What surprised me was that she admitted to being very afraid. Every day.
She used a more prosaic, Cuban term to describe her fear, and we all
laughed. But just a little. Mostly, we stood in silence, in awe of this
37-year-old woman, mother of a teenager, who could stand up to a
government and to her detractors with an aplomb and a dignity that belie
her fears and challenge all of our — all of my — notions of what is
possible inside Cuba, inside a dictatorship.
Yoani Sánchez told us of her fears in private, though knowing she was
surrounded by journalists at a get-together in my home shortly after our
talk Thursday night with students at Columbia University's Graduate
School of Journalism. Josh Friedman, a colleague and a Pulitzer Prize
winning reporter, introduced her that night. And from the podium he
proclaimed that Yoani was, indeed, a journalist. He didn't call her a
blogger or a dissident or an activist, but one of us.
I've never felt prouder to be a journalist, especially to be a
journalist in the 21st century. To be part of a profession that has room
for people like Yoani Sánchez, who uses the very technology that is
challenging traditional journalism to show us that, indeed, the
profession retains its power and its ability to change the world. When
she was attacked in Brazil by a pro-Castro mob, her Twitter account
increased by 35,000 followers, she said.
How can the Cuban government possibly stop this? At no other time in
history have dictators faced a tool as dangerous for their survival as
the Internet. They may curtail access— as they do in Cuba — but that
doesn't stop the message from getting out, and returning to the island
through the boomerang effect of social media.

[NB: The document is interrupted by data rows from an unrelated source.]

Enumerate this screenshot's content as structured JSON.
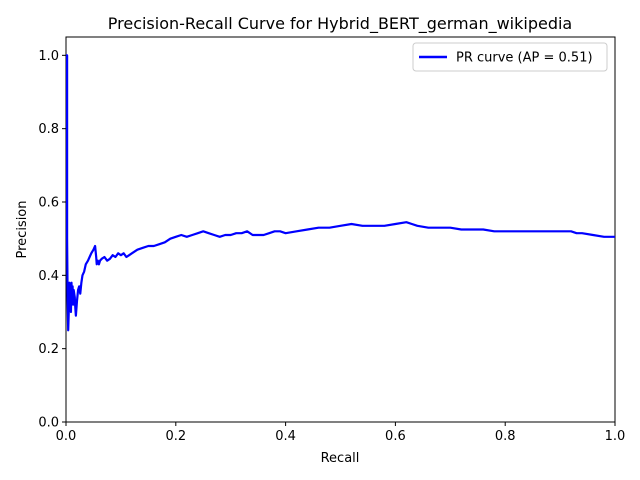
{
  "chart_data": {
    "type": "line",
    "title": "Precision-Recall Curve for Hybrid_BERT_german_wikipedia",
    "xlabel": "Recall",
    "ylabel": "Precision",
    "xlim": [
      0.0,
      1.0
    ],
    "ylim": [
      0.0,
      1.05
    ],
    "xticks": [
      0.0,
      0.2,
      0.4,
      0.6,
      0.8,
      1.0
    ],
    "xtick_labels": [
      "0.0",
      "0.2",
      "0.4",
      "0.6",
      "0.8",
      "1.0"
    ],
    "yticks": [
      0.0,
      0.2,
      0.4,
      0.6,
      0.8,
      1.0
    ],
    "ytick_labels": [
      "0.0",
      "0.2",
      "0.4",
      "0.6",
      "0.8",
      "1.0"
    ],
    "grid": false,
    "legend_position": "top-right",
    "series": [
      {
        "name": "PR curve (AP = 0.51)",
        "color": "#0000ff",
        "x": [
          0.0,
          0.002,
          0.002,
          0.003,
          0.004,
          0.005,
          0.006,
          0.007,
          0.008,
          0.009,
          0.01,
          0.011,
          0.012,
          0.013,
          0.014,
          0.015,
          0.016,
          0.017,
          0.018,
          0.02,
          0.022,
          0.024,
          0.026,
          0.028,
          0.03,
          0.033,
          0.036,
          0.04,
          0.043,
          0.046,
          0.05,
          0.053,
          0.055,
          0.056,
          0.058,
          0.06,
          0.062,
          0.065,
          0.07,
          0.075,
          0.08,
          0.085,
          0.09,
          0.095,
          0.1,
          0.105,
          0.11,
          0.115,
          0.12,
          0.13,
          0.14,
          0.15,
          0.16,
          0.17,
          0.18,
          0.19,
          0.2,
          0.21,
          0.22,
          0.23,
          0.24,
          0.25,
          0.26,
          0.27,
          0.28,
          0.29,
          0.3,
          0.31,
          0.32,
          0.33,
          0.34,
          0.35,
          0.36,
          0.37,
          0.38,
          0.39,
          0.4,
          0.42,
          0.44,
          0.46,
          0.48,
          0.5,
          0.52,
          0.54,
          0.56,
          0.58,
          0.6,
          0.62,
          0.63,
          0.64,
          0.66,
          0.68,
          0.7,
          0.72,
          0.74,
          0.76,
          0.78,
          0.8,
          0.82,
          0.84,
          0.86,
          0.88,
          0.9,
          0.92,
          0.93,
          0.94,
          0.96,
          0.98,
          1.0
        ],
        "y": [
          1.0,
          1.0,
          0.5,
          0.33,
          0.25,
          0.3,
          0.38,
          0.33,
          0.36,
          0.3,
          0.38,
          0.33,
          0.37,
          0.32,
          0.36,
          0.35,
          0.34,
          0.31,
          0.29,
          0.33,
          0.36,
          0.37,
          0.35,
          0.38,
          0.4,
          0.41,
          0.43,
          0.44,
          0.45,
          0.46,
          0.47,
          0.48,
          0.45,
          0.43,
          0.44,
          0.43,
          0.44,
          0.445,
          0.45,
          0.44,
          0.445,
          0.455,
          0.45,
          0.46,
          0.455,
          0.46,
          0.45,
          0.455,
          0.46,
          0.47,
          0.475,
          0.48,
          0.48,
          0.485,
          0.49,
          0.5,
          0.505,
          0.51,
          0.505,
          0.51,
          0.515,
          0.52,
          0.515,
          0.51,
          0.505,
          0.51,
          0.51,
          0.515,
          0.515,
          0.52,
          0.51,
          0.51,
          0.51,
          0.515,
          0.52,
          0.52,
          0.515,
          0.52,
          0.525,
          0.53,
          0.53,
          0.535,
          0.54,
          0.535,
          0.535,
          0.535,
          0.54,
          0.545,
          0.54,
          0.535,
          0.53,
          0.53,
          0.53,
          0.525,
          0.525,
          0.525,
          0.52,
          0.52,
          0.52,
          0.52,
          0.52,
          0.52,
          0.52,
          0.52,
          0.515,
          0.515,
          0.51,
          0.505,
          0.505
        ]
      }
    ]
  }
}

Years ago, when I began to write about political prisoners in Cuba, it
would take months for news of their hunger strikes or beatings to reach
Miami or Washington. Frank Calzón, a veteran human rights activist in
Washington, D.C., and an admirer of Yoani, remembers how the messages
were sometimes written in tiny handwriting on pieces of paper torn from
Granma, the only newspaper the prisoners had access to. The irony of it
was delicious, but too slow to make a difference. By the time Calzón and
others found out, it was old news, though even then it found echo among
those in the media who cared and were paying attention to the island.

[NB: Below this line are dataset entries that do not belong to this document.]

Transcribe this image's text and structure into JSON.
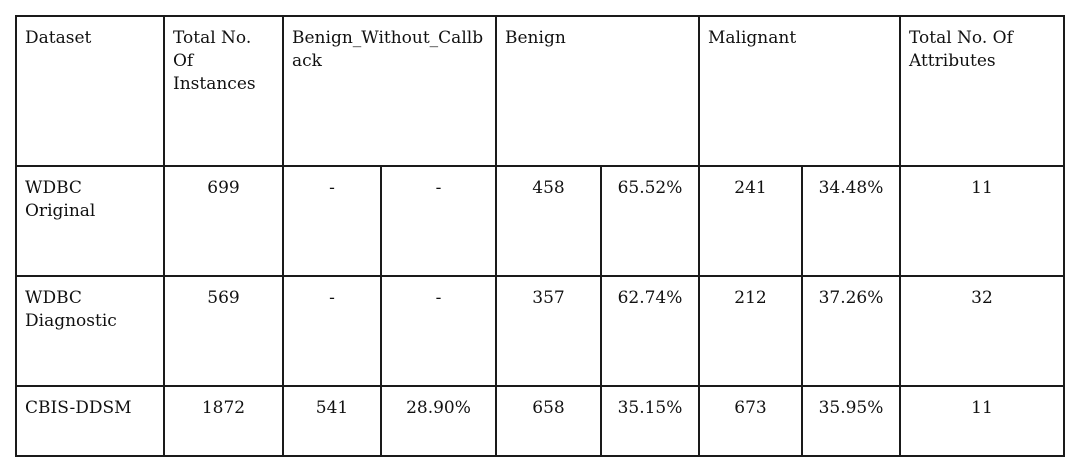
{
  "table": {
    "headers": {
      "dataset": "Dataset",
      "total_instances": "Total No. Of Instances",
      "benign_without_callback": "Benign_Without_Callback",
      "benign": "Benign",
      "malignant": "Malignant",
      "total_attributes": "Total No. Of Attributes"
    },
    "rows": [
      {
        "dataset": "WDBC Original",
        "total_instances": "699",
        "bwc_count": "-",
        "bwc_pct": "-",
        "benign_count": "458",
        "benign_pct": "65.52%",
        "malignant_count": "241",
        "malignant_pct": "34.48%",
        "total_attributes": "11"
      },
      {
        "dataset": "WDBC Diagnostic",
        "total_instances": "569",
        "bwc_count": "-",
        "bwc_pct": "-",
        "benign_count": "357",
        "benign_pct": "62.74%",
        "malignant_count": "212",
        "malignant_pct": "37.26%",
        "total_attributes": "32"
      },
      {
        "dataset": "CBIS-DDSM",
        "total_instances": "1872",
        "bwc_count": "541",
        "bwc_pct": "28.90%",
        "benign_count": "658",
        "benign_pct": "35.15%",
        "malignant_count": "673",
        "malignant_pct": "35.95%",
        "total_attributes": "11"
      }
    ]
  }
}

Now, of course, if Yoani sneezes in Havana, the world hears about it in
seconds. That's her shield. That's our responsibility as fellow
journalists. And that's the beauty of this brave, new world of
journalism where 140 characters don't replace a fully reported, nuanced
story, but can alert us to one, and perhaps even save a life.
No matter how the message is delivered — 140 characters or 25 inches of
copy — the important thing continues to be the message. And Yoani
delivers her truth better than most.
I asked her how she learned to write so well. She said that, at the
beginning, her husband, journalist Reinaldo Escobar, had helped her
think like a reporter. But that her true school was the 14 years she
earned her living as a guide and translator to foreigners who visited
Cuba. Through their questions, she began to see the island as outsiders
might. When she writes, she said, she looks at her copy from two sides:
the insider and the foreigner, or as the writer and as the reader.
She has said she became " periodista a la carrera, no de carrera." Not a
career journalist, but one shaped in a rush. It makes more sense in
Spanish because of the play on words, but what she really means is that
journalism is the only venue that allows her to do what she can for her
country. And let there be no doubt: her passion for democracy is
profound, but what drives it all is her love for Cuba.
During the talk with the students, she was brilliant and poised, as
usual, and it was clear that she relishes talking to young, thoughtful
people who ask intelligent and probing questions. What can we do, one
asked, for the journalists of Cuba? Send cell phones, computers, flash
drives, Yoani said. Anything that promotes communication, openness, freedom.
And that is the essence of good journalism: transparency and
accountability. Yoani demands both from the government of Cuba, because
to settle for anything else would be a betrayal not only of her
principles but also of what she knows the people of Cuba deserve.